There are some faults. Webb's word choice is at times questionable, leading to a lack of clarity. She can wear her influences too heavily (think Terry Pratchett's Discworld inhabited by a Doctor Who, probably the Fifth), and a desire to choose the clever, as opposed to the right, word or image sometimes derails the momentum of her prose.

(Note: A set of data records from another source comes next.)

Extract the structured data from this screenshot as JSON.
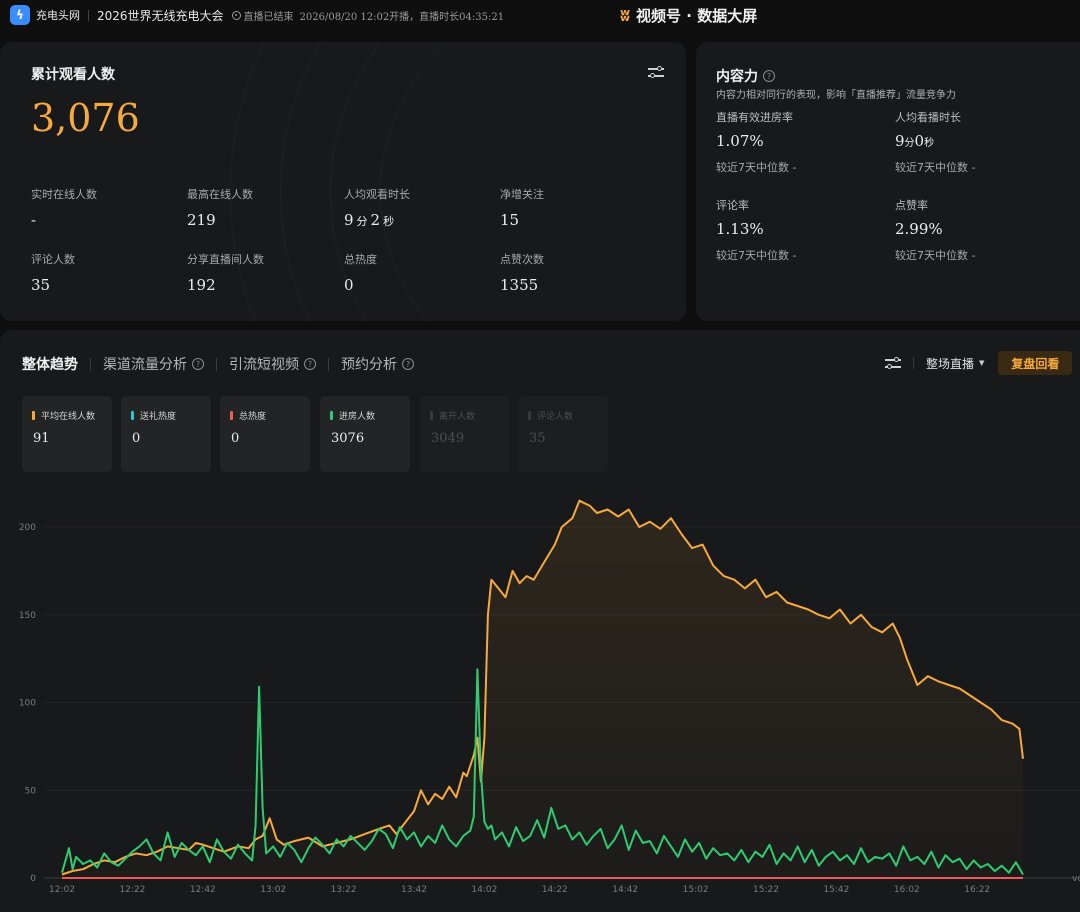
{
  "header": {
    "brand": "充电头网",
    "live_title": "2026世界无线充电大会",
    "status": "直播已结束",
    "meta": "2026/08/20 12:02开播，直播时长04:35:21",
    "center_title": "视频号 · 数据大屏"
  },
  "overview": {
    "title": "累计观看人数",
    "total": "3,076",
    "stats": [
      {
        "label": "实时在线人数",
        "value": "-"
      },
      {
        "label": "最高在线人数",
        "value": "219"
      },
      {
        "label": "人均观看时长",
        "value_min": "9",
        "unit_min": "分",
        "value_sec": "2",
        "unit_sec": "秒"
      },
      {
        "label": "净增关注",
        "value": "15"
      },
      {
        "label": "评论人数",
        "value": "35"
      },
      {
        "label": "分享直播间人数",
        "value": "192"
      },
      {
        "label": "总热度",
        "value": "0"
      },
      {
        "label": "点赞次数",
        "value": "1355"
      }
    ]
  },
  "content": {
    "title": "内容力",
    "subtitle": "内容力相对同行的表现，影响「直播推荐」流量竞争力",
    "metrics": [
      {
        "label": "直播有效进房率",
        "value": "1.07%",
        "median": "较近7天中位数 -"
      },
      {
        "label": "人均看播时长",
        "value_min": "9",
        "unit_min": "分",
        "value_sec": "0",
        "unit_sec": "秒",
        "median": "较近7天中位数 -"
      },
      {
        "label": "评论率",
        "value": "1.13%",
        "median": "较近7天中位数 -"
      },
      {
        "label": "点赞率",
        "value": "2.99%",
        "median": "较近7天中位数 -"
      }
    ]
  },
  "trend": {
    "tabs": [
      "整体趋势",
      "渠道流量分析",
      "引流短视频",
      "预约分析"
    ],
    "dropdown": "整场直播",
    "replay_button": "复盘回看",
    "metric_cards": [
      {
        "label": "平均在线人数",
        "value": "91",
        "color": "#f7a93b",
        "active": true
      },
      {
        "label": "送礼热度",
        "value": "0",
        "color": "#35c5d0",
        "active": true
      },
      {
        "label": "总热度",
        "value": "0",
        "color": "#f05a5a",
        "active": true
      },
      {
        "label": "进房人数",
        "value": "3076",
        "color": "#2ecc71",
        "active": true
      },
      {
        "label": "离开人数",
        "value": "3049",
        "color": "#3a3a3a",
        "active": false
      },
      {
        "label": "评论人数",
        "value": "35",
        "color": "#3a3a3a",
        "active": false
      }
    ]
  },
  "chart_data": {
    "type": "line",
    "ylim": [
      0,
      200
    ],
    "y_ticks": [
      "0",
      "50",
      "100",
      "150",
      "200"
    ],
    "x_ticks": [
      "12:02",
      "12:22",
      "12:42",
      "13:02",
      "13:22",
      "13:42",
      "14:02",
      "14:22",
      "14:42",
      "15:02",
      "15:22",
      "15:42",
      "16:02",
      "16:22"
    ],
    "x_minutes": [
      0,
      20,
      40,
      60,
      80,
      100,
      120,
      140,
      160,
      180,
      200,
      220,
      240,
      260
    ],
    "x_end_minute": 275,
    "x_end_label": "vo",
    "series": [
      {
        "color": "#f7a93b",
        "x": [
          0,
          3,
          6,
          9,
          12,
          15,
          18,
          21,
          24,
          27,
          30,
          33,
          36,
          38,
          40,
          43,
          46,
          50,
          53,
          55,
          57,
          59,
          61,
          63,
          66,
          70,
          74,
          78,
          82,
          86,
          90,
          93,
          95,
          98,
          100,
          102,
          104,
          106,
          108,
          110,
          112,
          114,
          115,
          117,
          118,
          119,
          120,
          121,
          122,
          124,
          126,
          128,
          130,
          132,
          134,
          137,
          140,
          142,
          145,
          147,
          150,
          152,
          155,
          158,
          161,
          164,
          167,
          170,
          173,
          176,
          179,
          182,
          185,
          188,
          191,
          194,
          197,
          200,
          203,
          206,
          209,
          212,
          215,
          218,
          221,
          224,
          227,
          230,
          233,
          236,
          238,
          240,
          243,
          246,
          249,
          252,
          255,
          258,
          261,
          264,
          267,
          270,
          272,
          273
        ],
        "values": [
          2,
          4,
          5,
          8,
          10,
          9,
          12,
          14,
          13,
          15,
          18,
          17,
          16,
          20,
          19,
          17,
          15,
          18,
          17,
          22,
          24,
          34,
          22,
          19,
          21,
          23,
          18,
          20,
          22,
          25,
          28,
          30,
          25,
          33,
          38,
          50,
          42,
          48,
          45,
          52,
          46,
          60,
          58,
          70,
          80,
          55,
          80,
          150,
          170,
          165,
          160,
          175,
          168,
          172,
          170,
          180,
          190,
          200,
          205,
          215,
          212,
          208,
          210,
          206,
          210,
          200,
          203,
          199,
          205,
          196,
          188,
          190,
          178,
          172,
          170,
          165,
          170,
          160,
          163,
          157,
          155,
          153,
          150,
          148,
          153,
          145,
          150,
          143,
          140,
          145,
          137,
          125,
          110,
          115,
          112,
          110,
          108,
          104,
          100,
          96,
          90,
          88,
          85,
          68
        ],
        "fill": true
      },
      {
        "color": "#2ecc71",
        "x": [
          0,
          2,
          3,
          4,
          6,
          8,
          10,
          12,
          14,
          16,
          18,
          20,
          22,
          24,
          26,
          28,
          30,
          32,
          34,
          36,
          38,
          40,
          42,
          44,
          46,
          48,
          50,
          52,
          54,
          55,
          56,
          57,
          58,
          60,
          62,
          64,
          66,
          68,
          70,
          72,
          74,
          76,
          78,
          80,
          82,
          84,
          86,
          88,
          90,
          92,
          94,
          96,
          98,
          100,
          102,
          104,
          106,
          108,
          110,
          112,
          114,
          116,
          117,
          118,
          119,
          120,
          121,
          122,
          123,
          125,
          127,
          129,
          131,
          133,
          135,
          137,
          139,
          141,
          143,
          145,
          147,
          149,
          151,
          153,
          155,
          157,
          159,
          161,
          163,
          165,
          167,
          169,
          171,
          173,
          175,
          177,
          179,
          181,
          183,
          185,
          187,
          189,
          191,
          193,
          195,
          197,
          199,
          201,
          203,
          205,
          207,
          209,
          211,
          213,
          215,
          217,
          219,
          221,
          223,
          225,
          227,
          229,
          231,
          233,
          235,
          237,
          239,
          241,
          243,
          245,
          247,
          249,
          251,
          253,
          255,
          257,
          259,
          261,
          263,
          265,
          267,
          269,
          271,
          273
        ],
        "values": [
          3,
          17,
          5,
          12,
          8,
          10,
          6,
          14,
          9,
          7,
          11,
          15,
          18,
          22,
          14,
          10,
          26,
          12,
          20,
          16,
          13,
          18,
          9,
          22,
          15,
          11,
          19,
          14,
          10,
          30,
          109,
          40,
          14,
          18,
          12,
          20,
          16,
          9,
          17,
          23,
          19,
          14,
          22,
          18,
          24,
          20,
          16,
          21,
          28,
          25,
          17,
          29,
          22,
          26,
          18,
          24,
          20,
          30,
          22,
          18,
          24,
          27,
          35,
          119,
          60,
          32,
          28,
          30,
          22,
          26,
          18,
          29,
          21,
          24,
          33,
          23,
          40,
          28,
          30,
          22,
          26,
          19,
          24,
          28,
          17,
          22,
          30,
          16,
          27,
          20,
          21,
          14,
          24,
          18,
          12,
          22,
          15,
          20,
          11,
          17,
          13,
          14,
          10,
          16,
          9,
          15,
          12,
          19,
          8,
          14,
          10,
          18,
          9,
          16,
          7,
          12,
          15,
          10,
          13,
          8,
          17,
          9,
          12,
          11,
          14,
          7,
          18,
          10,
          12,
          8,
          15,
          6,
          13,
          9,
          11,
          5,
          10,
          6,
          8,
          4,
          7,
          3,
          9,
          2
        ],
        "fill": false
      },
      {
        "color": "#f05a5a",
        "x": [
          0,
          273
        ],
        "values": [
          0,
          0
        ],
        "fill": false
      }
    ]
  }
}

But those factors do little to diminish Webb's achievement or dim my enjoyment of her books, and I always have fun visiting the teeming metropolis of London to spend time with rational and reluctantly heroic Lyle, cheeky and decisive Tess and Thomas, who's always so determined to do the right thing. I'm also very glad to have a series that is unashamedly positive about humans, science and their impact on the world. The Obsidian Dagger is so very visual, I'd love to see it turned into a film or TV series. It's also a beautifully produced book (at least for my edition), with high-quality paper, a sequence of charming little drawings across the beginning of each chapter, good fonts and an excellent cover with line drawings rather than photos or cheap CGI.

I'd guess that The Obsidian Dagger, like the rest of the series, is suitable for ages 12 and up, based on the language level. There's no sex or swearing, the murders happen offscreen and while there is some violence on screen, it has consequences and there are no gory details.